The number of Jews who left the Arab states and were absorbed, for the most part, by Israel is far greater than the number of Palestinians who left during a long war (18 months), mostly in response to the calls and incitement of Arab leaders.
Drawing an analogy between the stories of the Jewish and Palestinian refugees gives rise to a moral and just argument against the Palestinian demand for "the right of return"; and it is difficult to understand why no consistent use is made of this argument.
... The Israeli left finds it difficult to cultivate an explanatory argument that appears to emphasize moral supremacy for the Jewish side, which absorbed and rehabilitated the Jewish refugees, over the Arabs, who worked to perpetuate the suffering and nurture it as an anti-Israeli tool. Among the left, the Zionist ethos was learned with much guilt feelings about us being the cause of the refugee problem; while the radical left voices sweeping (false) accusations that the Israel Defense Forces, the Haganah, the Palmach and the Irgun were involved in the systematic massacre and deportation of the Palestinians.

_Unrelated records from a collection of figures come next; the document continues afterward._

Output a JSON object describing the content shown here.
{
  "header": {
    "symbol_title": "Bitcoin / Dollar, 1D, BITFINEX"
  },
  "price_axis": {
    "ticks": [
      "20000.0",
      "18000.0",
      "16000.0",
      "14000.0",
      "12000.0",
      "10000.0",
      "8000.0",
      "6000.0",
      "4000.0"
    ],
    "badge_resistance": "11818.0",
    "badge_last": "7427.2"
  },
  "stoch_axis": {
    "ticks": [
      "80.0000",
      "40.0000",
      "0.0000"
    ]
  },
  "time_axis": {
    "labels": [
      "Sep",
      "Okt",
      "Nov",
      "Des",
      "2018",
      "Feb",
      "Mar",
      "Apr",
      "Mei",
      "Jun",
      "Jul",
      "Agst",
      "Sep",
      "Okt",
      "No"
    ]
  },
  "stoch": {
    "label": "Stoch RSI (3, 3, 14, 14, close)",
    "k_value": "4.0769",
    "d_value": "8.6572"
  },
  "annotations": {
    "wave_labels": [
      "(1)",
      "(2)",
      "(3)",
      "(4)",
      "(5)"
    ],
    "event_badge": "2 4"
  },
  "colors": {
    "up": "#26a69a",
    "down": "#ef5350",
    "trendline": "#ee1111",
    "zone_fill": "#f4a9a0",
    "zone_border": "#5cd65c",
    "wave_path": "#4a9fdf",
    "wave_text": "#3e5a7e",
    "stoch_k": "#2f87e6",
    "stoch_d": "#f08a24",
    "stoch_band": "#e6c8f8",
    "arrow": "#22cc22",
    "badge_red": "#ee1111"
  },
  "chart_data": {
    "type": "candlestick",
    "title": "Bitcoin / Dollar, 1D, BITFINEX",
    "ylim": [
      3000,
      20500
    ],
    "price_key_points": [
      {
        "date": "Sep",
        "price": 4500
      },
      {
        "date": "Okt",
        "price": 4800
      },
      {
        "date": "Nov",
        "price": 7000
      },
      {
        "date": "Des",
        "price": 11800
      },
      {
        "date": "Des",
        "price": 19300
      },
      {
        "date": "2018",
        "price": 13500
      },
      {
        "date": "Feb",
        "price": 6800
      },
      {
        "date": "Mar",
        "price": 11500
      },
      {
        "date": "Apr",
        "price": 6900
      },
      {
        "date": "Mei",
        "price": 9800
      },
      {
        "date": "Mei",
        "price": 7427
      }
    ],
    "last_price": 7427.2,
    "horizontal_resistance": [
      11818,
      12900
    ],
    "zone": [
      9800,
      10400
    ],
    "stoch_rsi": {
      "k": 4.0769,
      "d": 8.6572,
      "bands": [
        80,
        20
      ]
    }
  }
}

... The Israeli right has seen the development of inhibitions of a different kind. Right-wingers and government representatives, too, believed that we shouldn't use the term "Jewish refugees," because it is antagonist and doesn't reflect the Zionist revival. As far as they are concerned, we should emphasize that most of the Jews from the Arab states were drawn to Israel by Zionist ideals and did not come here as refugees. Many of Israel's Jews from the Arab states chose to adopt the Zionist interpretation.
The Zionist ethos doesn't accept the fact that the vast majority of Israeli residents, Ashkenazim and Sephardim, came to the Promised Land as persecuted or deported refugees. There was, of course, an active Zionist elite in Europe or the Arab states; but as is the case with a pioneering leadership, it was limited. The masses arrived by means of a far less heroic process. This does not detract from the historical justification for the Zionist revolution.
The battle against "the right of return" rages on, and it requires us to adopt a realistic and see-right approach to the Zionist ethos and the Zionist justice.
Wednesday, August 06, 2003
"The right of return" is being turned on its head: Dr. Avi Becker, secretary-general of the World Jewish Congress, complains in Ha'aretz that discussion of any "right to return" always ignores the Jewish exodus from Arab lands when Israel was founded. More importantly, Israel has the moral high ground without ever acknowledging it, because Israel looked after its refugees, rather than turning them into a permanent homeless cadre encouraged to take back lands they feel belong to them by force.